Heavy is The Head That Wears The Crown
Earlier today I was talking to my dad on the phone, and when we finished having our conversation, I realized how free I've gotten with him over the years, compared to before, when talking to him felt like I was talking to a drill sergeant and one wrong word from me could see me get punished.
Back then, it was so bad that whenever I and my siblings were in the living room watching television and my dad came to sit with us, we would all get up one after the other and leave the room.
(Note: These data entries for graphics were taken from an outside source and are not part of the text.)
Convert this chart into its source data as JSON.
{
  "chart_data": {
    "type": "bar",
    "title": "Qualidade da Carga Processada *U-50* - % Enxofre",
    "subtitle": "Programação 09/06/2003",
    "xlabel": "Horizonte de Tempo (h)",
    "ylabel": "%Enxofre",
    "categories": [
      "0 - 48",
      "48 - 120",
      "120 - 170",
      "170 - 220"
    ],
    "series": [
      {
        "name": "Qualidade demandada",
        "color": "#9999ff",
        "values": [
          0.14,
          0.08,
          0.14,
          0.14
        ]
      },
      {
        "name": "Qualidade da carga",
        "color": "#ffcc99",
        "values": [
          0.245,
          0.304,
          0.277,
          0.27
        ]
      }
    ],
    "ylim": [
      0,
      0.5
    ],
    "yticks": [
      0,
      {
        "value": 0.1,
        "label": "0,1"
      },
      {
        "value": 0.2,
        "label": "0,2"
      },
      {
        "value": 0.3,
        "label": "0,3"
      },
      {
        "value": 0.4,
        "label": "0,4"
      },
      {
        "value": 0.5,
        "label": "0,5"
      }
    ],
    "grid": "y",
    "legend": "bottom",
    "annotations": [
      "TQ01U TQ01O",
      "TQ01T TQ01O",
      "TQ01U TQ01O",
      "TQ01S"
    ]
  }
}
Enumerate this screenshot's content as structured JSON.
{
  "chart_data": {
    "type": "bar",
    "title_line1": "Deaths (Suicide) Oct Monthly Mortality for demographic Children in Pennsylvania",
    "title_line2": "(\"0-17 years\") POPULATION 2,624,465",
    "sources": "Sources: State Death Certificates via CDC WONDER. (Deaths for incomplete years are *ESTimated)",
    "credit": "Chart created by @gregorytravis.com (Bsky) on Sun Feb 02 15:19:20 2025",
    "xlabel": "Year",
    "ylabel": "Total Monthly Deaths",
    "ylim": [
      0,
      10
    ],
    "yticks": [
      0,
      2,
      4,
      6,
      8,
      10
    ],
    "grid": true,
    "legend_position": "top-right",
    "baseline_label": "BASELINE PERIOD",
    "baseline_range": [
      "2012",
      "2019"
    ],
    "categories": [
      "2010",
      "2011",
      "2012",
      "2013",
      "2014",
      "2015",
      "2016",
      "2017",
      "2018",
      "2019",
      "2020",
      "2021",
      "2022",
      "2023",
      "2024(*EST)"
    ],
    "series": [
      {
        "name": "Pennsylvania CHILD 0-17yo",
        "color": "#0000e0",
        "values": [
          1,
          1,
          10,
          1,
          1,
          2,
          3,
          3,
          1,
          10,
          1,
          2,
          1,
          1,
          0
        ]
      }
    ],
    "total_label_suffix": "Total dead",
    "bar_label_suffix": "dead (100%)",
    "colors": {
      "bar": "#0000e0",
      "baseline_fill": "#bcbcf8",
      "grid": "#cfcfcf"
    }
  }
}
This wasn't because we didn't want to be in the same room with him, but this was because we were scared of the man and didn't want to get punished by him for doing anything.
But the same wasn't the case for my mom, and this was because she rarely punished us for anything, and this was mostly because whenever we did something we weren't supposed to, she would wait until my dad got back home from work and then report us to him.
I believe a lot of mothers did this same thing, as the dad is always seen as the one who raises the cane on us, while after getting whooped by him, our mom would occasionally try to make us feel better one way or the other.
Now while this felt good at the time, I believe it was indirectly affecting us in ways we didn't know at the time because slowly, our brain was starting to come to the conclusion that the father was the danger, while the mother was where peace is.
And if you ask me, that was where it all started . That was where the fear for fathers and the love for mothers began. And although I do believe that it wasn't our mother's intention for us to fear our fathers and love them, that is what has been happening, and that is why a lot of kids these days would find it a lot easier spending time on the phone with their mom, while they can't even bear sitting in the same living room with their father for five minutes.
And this is sad, because it does hurt him, but as a man, he says nothing but suck it and probably just believes that was the price he had to pay to train his kids the right way.
My situation was not like you but I can understand the situation as it's the same in most of the families. Maybe I was lucky who played games with my father whenever he was around me.
It doesn't mean he didn't teach me any lesson. He was strict in some cases but he was not fearful one in my eyes to avoid him.